La Flotilla intorno alle 3 di questa notte è entrata nella zona ad alto rischio e in quei minuti ed è aumentata l’attività dei droni intorno alle barche. Alcuni natanti sono stati avvicinati da altre imbarcazioni con luci spente ma non identificate che si sono poi allontanate. “I partecipanti” alla spedizione “hanno applicato i protocolli di sicurezza in preparazione di un’intercettazione”, spiegano i partecipanti alla missione. Alcuni testimoni, tra cui l’ex sindaca di Barcellona Ada Colau, hanno parlato di un sommergibile che ha fatto manovre in cerchio per alcuni minuti.

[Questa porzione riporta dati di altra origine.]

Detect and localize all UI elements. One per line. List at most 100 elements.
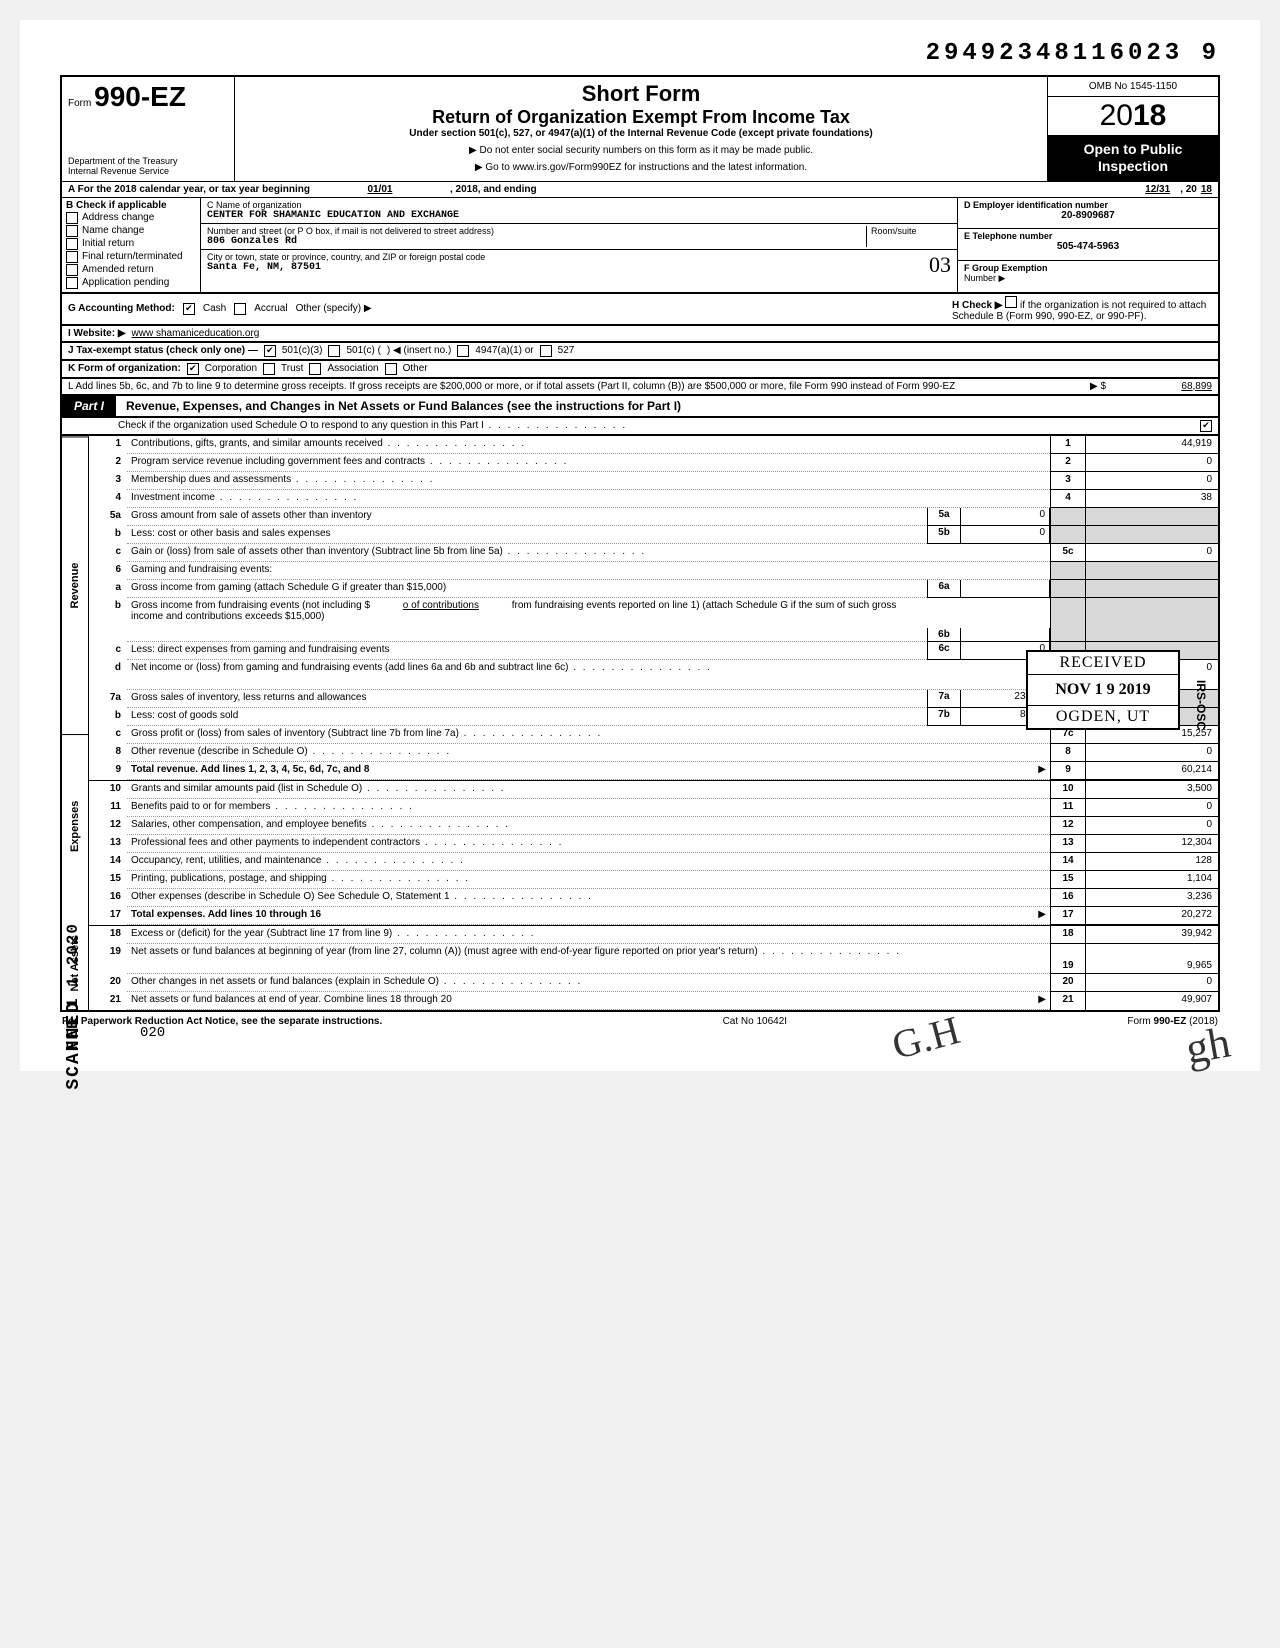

Poco prima la fregata Alpino della Marina militare italiana ha diramato il secondo e ultimo avviso ufficiale. La nave ha comunicato che non avrebbe oltrepassato il limite delle 150 miglia marina. Fin dal primo avviso, diramato alle 16:30 di martedì, la Alpino si era detta disponibile a “recuperare eventuale personale che avesse voluto essere trasferito a bordo”.
“Abbiamo visto l’esercito israeliano che sta arrivando e ci stiamo mettendo in posizione”, ha reso noto in un breve video postato sui suoi profili social l’eurodeputata europea di Avs Benedetta Scuderi. “Non sappiamo quando potremmo riaprire le comunicazioni”, ha aggiunto Scuderi che appare con indosso un giubbotto di salvataggio. Samuel Rostol, altro attivista norvegese a bordo di una delle navi della flottiglia, ha raccontato ad Al Jazeera che quasi tutto l’equipaggio della sua nave ha trascorso la maggior parte della notte sveglio a causa di diversi motivi di disturbo che, a suo avviso, erano “ovviamente una tattica per cercare di logorarci”. Ma, ha aggiunto “le stiamo prendendo tutte con il sorriso”.
Nel corso della notte a Roma, alcuni studenti del liceo occupato Cavour e aderenti a Osa, hanno inscenato un blitz sul ponte Annibaldi a poca distanza dal Colosseo. Sono stati esplosi fuochi d’artificio, esposte bandiere palestinesi e uno striscione con la scritta ‘Giù le mani dalla Flotillà al grido “blocchiamo tutto”.